Cox, Alfred

Alfred Cox and his wife were two of Beecroft original residents and their house one of the earliest built. In 1888 Alfred purchased one acre of land on the corner of Beecroft Parade and Albert Road and built on it a large brick house of eight rooms, the house being two-storeyed on the sloping land at the rear. He was a dyer by trade and a hobby gardener in his spare time, his large garden arousing admiration for the variety and quality of its annuals. Fruit trees were planted in the back garden which ran down to Railway Crescent.[1]

The Beecroft Progress Association was formed in 1891 and Alfred Cox was an active member of the committee. He was also a trustee of the Beecroft Road. He built two brick cottages opposite his home on the other side of the main road.[2]

The Cumberland Argus reported in the summer of 1895: Mr A. Cox’s garden is a sight worth seeing. It is in beautiful order and the attention bestowed upon it is now amply repaid by its appearance. The sunflowers alone are well worth seeing, there being several varieties of the choicest now in full flower. Mr. Cox and his good lady are always willing to show visitors over the same.[3]

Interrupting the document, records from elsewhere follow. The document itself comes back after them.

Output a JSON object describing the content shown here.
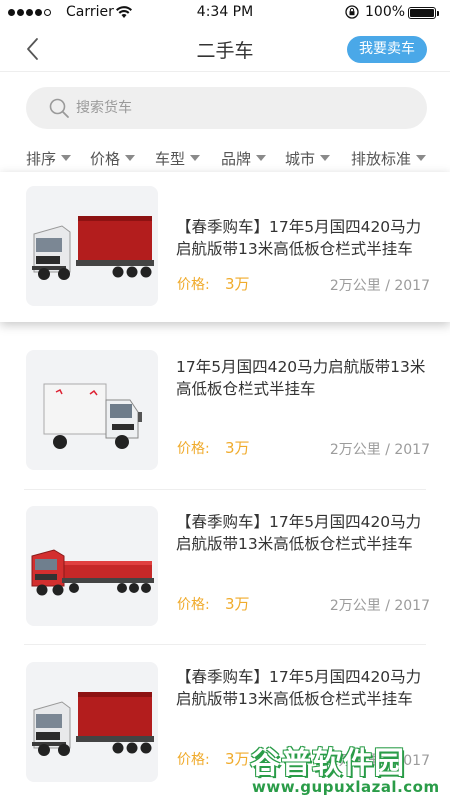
{
  "status_bar": {
    "carrier": "Carrier",
    "time": "4:34 PM",
    "battery": "100%"
  },
  "nav": {
    "title": "二手车",
    "sell_button": "我要卖车"
  },
  "search": {
    "placeholder": "搜索货车"
  },
  "filters": [
    {
      "label": "排序"
    },
    {
      "label": "价格"
    },
    {
      "label": "车型"
    },
    {
      "label": "品牌"
    },
    {
      "label": "城市"
    },
    {
      "label": "排放标准"
    }
  ],
  "listings": [
    {
      "title": "【春季购车】17年5月国四420马力启航版带13米高低板仓栏式半挂车",
      "price_label": "价格:",
      "price": "3万",
      "meta": "2万公里 / 2017",
      "image": "red-box-semi-truck"
    },
    {
      "title": "17年5月国四420马力启航版带13米高低板仓栏式半挂车",
      "price_label": "价格:",
      "price": "3万",
      "meta": "2万公里 / 2017",
      "image": "white-box-truck"
    },
    {
      "title": "【春季购车】17年5月国四420马力启航版带13米高低板仓栏式半挂车",
      "price_label": "价格:",
      "price": "3万",
      "meta": "2万公里 / 2017",
      "image": "red-flatbed-truck"
    },
    {
      "title": "【春季购车】17年5月国四420马力启航版带13米高低板仓栏式半挂车",
      "price_label": "价格:",
      "price": "3万",
      "meta": "2万公里 / 2017",
      "image": "red-box-semi-truck"
    }
  ],
  "watermark": {
    "main": "谷普软件园",
    "url": "www.gupuxlazal.com"
  },
  "colors": {
    "accent_blue": "#4aa8e8",
    "price_orange": "#f0ab2c",
    "watermark_green": "#2a9c48"
  }
}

Mrs Cox was one of the small group of six local people who met in Mrs Hull’s home in 1890 to plan the building of St John’s Church of England in Beecroft. Although the continual attention given to his garden might indicate good health, Alfred Cox suffered from poor health and he died suddenly in February 1895.[4]

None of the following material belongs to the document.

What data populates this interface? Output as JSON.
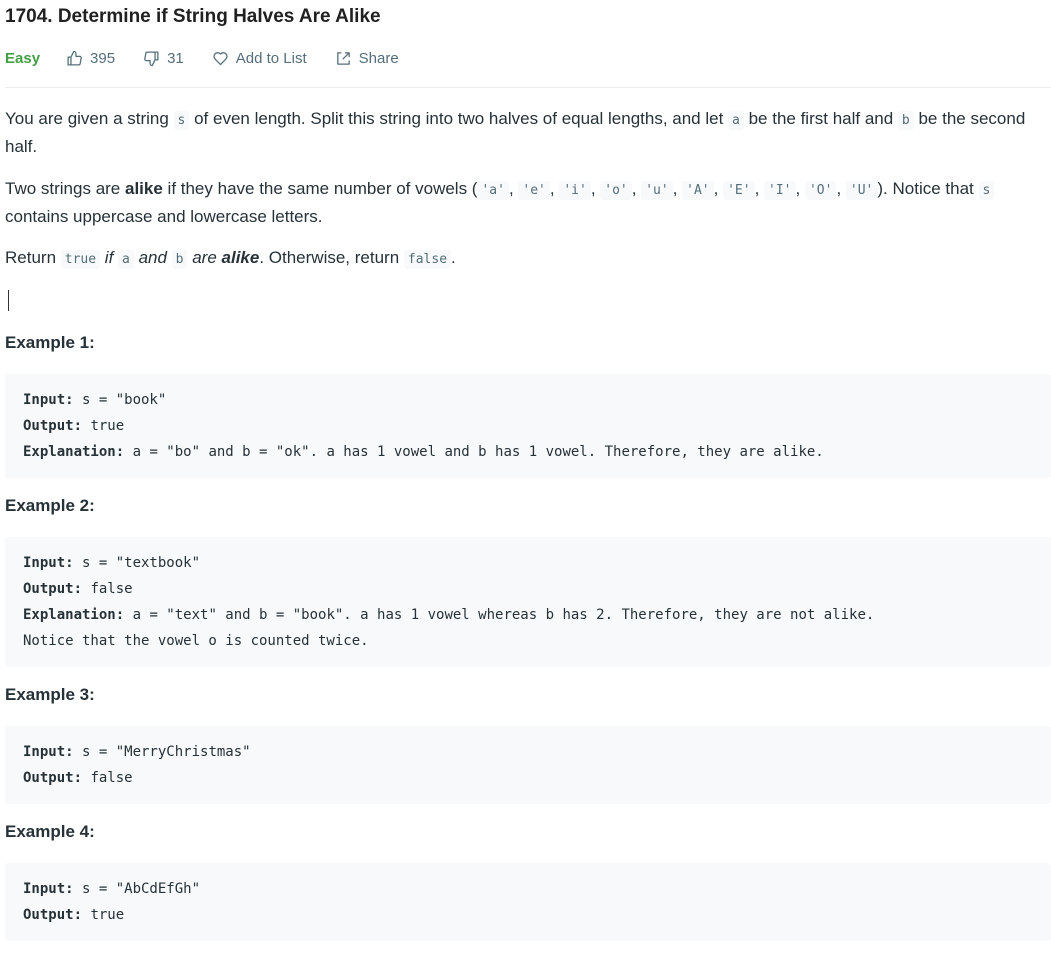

[1] Land Titles Office 993/88; Cumberland Argus, 5 January 1889, 9 February 1895. Their home was the present number 59 Beecroft Road.

[2] Before local governments assumed control of shy roads, trustees were appointed by the State
government to administer the funds are provided. Such men had to be of good repute, as it was their responsibility to determine how the money was spent. Cumberland Argus, 12 January 1895.

[3] Ibid.

[4] Cumberland Argus, 9 February 1895.